Author/Authors :
Safai, N Department of Cardiac Surgery - School of Medicine - Tabriz University of Medical Sciences - Tabriz, Iran , Ardalan, M.R School of Medicine - Tabriz University of Medical Sciences - Tabriz, Iran , Etemadi, J Tabriz University of Medical Sciences - Tabriz, Iran
Abstract :
Acute renal failure (ARF) following cardiac surgery occurs in 1 to 10% of patients. Patients
who develop ARF have higher rates of mortality. This study was undertaken to estimate the role of
perioperative variables in predicting of post cardiac surgery ARF. We studied a cohort of 398 adult
patients who underwent cardiac surgery at our institution from February 2004 to February 2006. Adult
patients who were scheduled for cardiac valvular surgery, coronary artery bypass grafting (CABG) or
both, with or without cardiopulmonary bypass (CPB) were included.
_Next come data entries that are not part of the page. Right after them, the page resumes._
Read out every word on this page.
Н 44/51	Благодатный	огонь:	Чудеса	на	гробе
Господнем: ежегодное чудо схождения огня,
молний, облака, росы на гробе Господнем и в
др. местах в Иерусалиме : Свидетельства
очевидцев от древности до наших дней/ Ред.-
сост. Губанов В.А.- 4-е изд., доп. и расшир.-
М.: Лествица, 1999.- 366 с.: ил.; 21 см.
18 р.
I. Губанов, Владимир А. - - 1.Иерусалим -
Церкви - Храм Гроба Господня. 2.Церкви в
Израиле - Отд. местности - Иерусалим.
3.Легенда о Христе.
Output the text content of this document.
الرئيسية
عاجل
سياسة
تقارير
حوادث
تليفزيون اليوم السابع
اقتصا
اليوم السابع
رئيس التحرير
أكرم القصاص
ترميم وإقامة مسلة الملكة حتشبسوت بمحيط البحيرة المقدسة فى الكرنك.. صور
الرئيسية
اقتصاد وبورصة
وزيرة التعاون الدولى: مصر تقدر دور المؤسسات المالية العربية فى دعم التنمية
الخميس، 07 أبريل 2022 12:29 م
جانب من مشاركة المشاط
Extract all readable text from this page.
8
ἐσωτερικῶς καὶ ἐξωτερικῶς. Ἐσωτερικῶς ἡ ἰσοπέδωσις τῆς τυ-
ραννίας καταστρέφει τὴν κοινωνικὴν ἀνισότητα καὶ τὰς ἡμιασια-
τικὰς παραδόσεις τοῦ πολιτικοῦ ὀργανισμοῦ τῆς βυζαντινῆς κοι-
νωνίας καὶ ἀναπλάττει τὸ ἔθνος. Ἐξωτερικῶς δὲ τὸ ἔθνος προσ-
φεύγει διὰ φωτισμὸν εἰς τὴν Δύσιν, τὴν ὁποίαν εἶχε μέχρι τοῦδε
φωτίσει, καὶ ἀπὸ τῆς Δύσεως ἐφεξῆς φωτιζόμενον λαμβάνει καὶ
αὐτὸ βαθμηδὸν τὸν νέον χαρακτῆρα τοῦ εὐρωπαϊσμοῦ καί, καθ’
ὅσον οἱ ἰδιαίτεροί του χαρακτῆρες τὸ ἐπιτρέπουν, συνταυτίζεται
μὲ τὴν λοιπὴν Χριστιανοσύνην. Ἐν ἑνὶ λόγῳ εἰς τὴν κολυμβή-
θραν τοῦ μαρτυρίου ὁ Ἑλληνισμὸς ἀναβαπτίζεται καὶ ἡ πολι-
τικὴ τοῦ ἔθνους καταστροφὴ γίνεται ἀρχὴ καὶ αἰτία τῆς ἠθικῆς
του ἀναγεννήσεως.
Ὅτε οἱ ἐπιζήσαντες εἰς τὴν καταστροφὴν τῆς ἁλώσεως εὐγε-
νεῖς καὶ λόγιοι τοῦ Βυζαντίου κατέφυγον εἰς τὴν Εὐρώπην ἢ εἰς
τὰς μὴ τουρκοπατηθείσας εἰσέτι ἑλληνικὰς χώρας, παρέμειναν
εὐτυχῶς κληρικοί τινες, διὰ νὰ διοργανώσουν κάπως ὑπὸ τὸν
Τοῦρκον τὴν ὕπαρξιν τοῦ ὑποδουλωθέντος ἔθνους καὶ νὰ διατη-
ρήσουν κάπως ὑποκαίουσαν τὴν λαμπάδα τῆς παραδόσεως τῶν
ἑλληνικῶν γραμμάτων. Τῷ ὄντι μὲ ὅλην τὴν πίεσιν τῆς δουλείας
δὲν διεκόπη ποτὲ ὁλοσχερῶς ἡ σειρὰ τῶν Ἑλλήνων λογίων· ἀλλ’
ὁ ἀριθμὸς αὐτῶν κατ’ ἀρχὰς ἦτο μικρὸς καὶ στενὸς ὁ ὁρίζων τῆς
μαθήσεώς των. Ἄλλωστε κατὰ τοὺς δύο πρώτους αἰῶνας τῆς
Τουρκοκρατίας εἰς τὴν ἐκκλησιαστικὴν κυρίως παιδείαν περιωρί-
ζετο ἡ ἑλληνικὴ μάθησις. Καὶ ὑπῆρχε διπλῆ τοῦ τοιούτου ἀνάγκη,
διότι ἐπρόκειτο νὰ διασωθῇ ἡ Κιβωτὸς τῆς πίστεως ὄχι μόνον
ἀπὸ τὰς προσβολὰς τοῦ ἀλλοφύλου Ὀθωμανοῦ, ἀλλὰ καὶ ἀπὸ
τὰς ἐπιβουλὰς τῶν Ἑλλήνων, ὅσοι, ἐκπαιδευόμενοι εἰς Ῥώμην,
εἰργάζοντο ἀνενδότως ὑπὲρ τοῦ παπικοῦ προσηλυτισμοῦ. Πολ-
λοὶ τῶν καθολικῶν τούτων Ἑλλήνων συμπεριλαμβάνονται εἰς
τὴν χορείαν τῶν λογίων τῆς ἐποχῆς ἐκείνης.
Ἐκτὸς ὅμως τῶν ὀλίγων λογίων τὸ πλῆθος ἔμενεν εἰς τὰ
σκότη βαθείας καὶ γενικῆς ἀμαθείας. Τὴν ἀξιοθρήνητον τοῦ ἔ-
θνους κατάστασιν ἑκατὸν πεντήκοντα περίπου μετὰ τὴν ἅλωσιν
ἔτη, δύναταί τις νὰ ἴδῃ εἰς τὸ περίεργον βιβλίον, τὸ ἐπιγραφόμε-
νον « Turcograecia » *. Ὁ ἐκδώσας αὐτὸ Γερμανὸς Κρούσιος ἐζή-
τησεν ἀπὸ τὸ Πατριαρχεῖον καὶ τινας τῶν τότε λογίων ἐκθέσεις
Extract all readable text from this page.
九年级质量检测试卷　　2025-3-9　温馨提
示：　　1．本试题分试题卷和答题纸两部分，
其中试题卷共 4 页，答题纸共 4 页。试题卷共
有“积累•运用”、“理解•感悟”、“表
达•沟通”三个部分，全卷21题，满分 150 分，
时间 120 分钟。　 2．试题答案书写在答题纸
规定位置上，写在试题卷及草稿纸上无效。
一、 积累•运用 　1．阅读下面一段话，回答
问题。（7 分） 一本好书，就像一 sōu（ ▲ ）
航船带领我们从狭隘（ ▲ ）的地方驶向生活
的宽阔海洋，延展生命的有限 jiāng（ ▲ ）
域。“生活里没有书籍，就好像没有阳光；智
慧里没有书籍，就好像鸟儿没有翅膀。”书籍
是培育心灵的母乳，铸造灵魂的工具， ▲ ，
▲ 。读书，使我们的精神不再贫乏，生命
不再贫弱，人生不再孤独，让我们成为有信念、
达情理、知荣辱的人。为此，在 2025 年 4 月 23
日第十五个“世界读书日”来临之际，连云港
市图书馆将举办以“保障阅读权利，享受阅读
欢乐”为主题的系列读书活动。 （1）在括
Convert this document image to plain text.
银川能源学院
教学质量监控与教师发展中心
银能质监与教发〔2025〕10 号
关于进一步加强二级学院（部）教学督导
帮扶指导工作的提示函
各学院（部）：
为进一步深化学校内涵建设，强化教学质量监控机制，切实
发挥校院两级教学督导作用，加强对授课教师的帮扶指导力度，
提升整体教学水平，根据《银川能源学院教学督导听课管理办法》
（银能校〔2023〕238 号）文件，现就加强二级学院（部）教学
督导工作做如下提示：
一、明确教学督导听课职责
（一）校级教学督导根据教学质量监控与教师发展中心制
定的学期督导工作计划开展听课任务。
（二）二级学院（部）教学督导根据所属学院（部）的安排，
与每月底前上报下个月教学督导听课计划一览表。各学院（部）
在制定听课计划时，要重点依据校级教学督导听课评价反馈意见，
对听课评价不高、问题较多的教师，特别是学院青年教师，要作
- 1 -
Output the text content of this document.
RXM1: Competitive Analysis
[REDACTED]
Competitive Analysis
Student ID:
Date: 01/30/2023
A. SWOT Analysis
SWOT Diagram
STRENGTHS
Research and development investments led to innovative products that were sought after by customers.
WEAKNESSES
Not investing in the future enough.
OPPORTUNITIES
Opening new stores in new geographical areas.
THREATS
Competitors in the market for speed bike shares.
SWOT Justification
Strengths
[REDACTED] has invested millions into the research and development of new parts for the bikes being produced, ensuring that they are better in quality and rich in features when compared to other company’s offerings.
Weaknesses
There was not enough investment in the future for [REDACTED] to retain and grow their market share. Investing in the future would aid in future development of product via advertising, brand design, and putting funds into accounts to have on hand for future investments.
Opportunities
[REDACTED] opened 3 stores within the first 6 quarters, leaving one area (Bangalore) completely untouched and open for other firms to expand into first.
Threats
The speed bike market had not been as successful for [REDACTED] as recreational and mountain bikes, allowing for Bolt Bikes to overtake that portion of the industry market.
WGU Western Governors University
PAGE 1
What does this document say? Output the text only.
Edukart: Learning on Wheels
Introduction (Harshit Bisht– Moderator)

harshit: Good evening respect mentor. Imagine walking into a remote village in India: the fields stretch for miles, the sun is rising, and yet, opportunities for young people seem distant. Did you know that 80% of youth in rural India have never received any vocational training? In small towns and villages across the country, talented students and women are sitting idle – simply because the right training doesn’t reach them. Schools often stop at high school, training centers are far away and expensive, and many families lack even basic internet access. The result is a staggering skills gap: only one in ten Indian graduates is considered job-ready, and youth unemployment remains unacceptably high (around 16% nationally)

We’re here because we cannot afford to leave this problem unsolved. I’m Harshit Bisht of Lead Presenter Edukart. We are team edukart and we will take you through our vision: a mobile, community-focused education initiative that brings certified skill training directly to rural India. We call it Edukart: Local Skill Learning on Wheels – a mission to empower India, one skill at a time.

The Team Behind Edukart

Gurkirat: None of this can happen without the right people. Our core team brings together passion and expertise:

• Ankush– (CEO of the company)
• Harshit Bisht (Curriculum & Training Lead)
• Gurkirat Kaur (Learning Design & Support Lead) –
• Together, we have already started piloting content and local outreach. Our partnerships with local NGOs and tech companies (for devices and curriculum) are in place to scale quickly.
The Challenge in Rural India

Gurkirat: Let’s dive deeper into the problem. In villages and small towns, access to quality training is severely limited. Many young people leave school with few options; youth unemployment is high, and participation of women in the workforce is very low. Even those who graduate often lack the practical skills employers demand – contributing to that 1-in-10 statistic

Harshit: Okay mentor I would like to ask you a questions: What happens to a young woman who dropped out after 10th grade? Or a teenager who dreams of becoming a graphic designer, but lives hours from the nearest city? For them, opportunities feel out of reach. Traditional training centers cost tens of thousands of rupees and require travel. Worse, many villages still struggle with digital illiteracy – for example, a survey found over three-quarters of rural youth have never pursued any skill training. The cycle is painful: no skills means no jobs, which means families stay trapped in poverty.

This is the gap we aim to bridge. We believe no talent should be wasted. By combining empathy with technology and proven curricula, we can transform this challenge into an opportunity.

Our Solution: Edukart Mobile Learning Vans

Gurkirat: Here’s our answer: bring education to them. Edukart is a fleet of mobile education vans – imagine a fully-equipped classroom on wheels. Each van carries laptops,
Exclusion criteria were death
within two days of operation (n= 8), incomplete patient data, and preexisting renal dysfunction and
dialysis requirement or a baseline serum creatinine > 4 mg/dl. Age, sex, left ventricular ejection
fraction, diabetes, preoperative, presence of proteinuria (on dipstick), type of surgery, use of CPB and
duration of surgery were recorded. A logistic regression analysis was performed to assess independent
contribution of variables in the risk of ARF. A binary logistic regression revealed age was an
independent predictor of ARF (P < 0.05). When both preoperative and intraoperative variables were
included in a multinominal logistic regression model, preoperative proteinuria independently predicted
ARF (Odds ratio= 3.91, 95% CI: 1.55-9.91, P = 0.004). Our results revealed that special considerations
should be given to elderly and patients with proteinuria when managing post cardiac surgery ARF.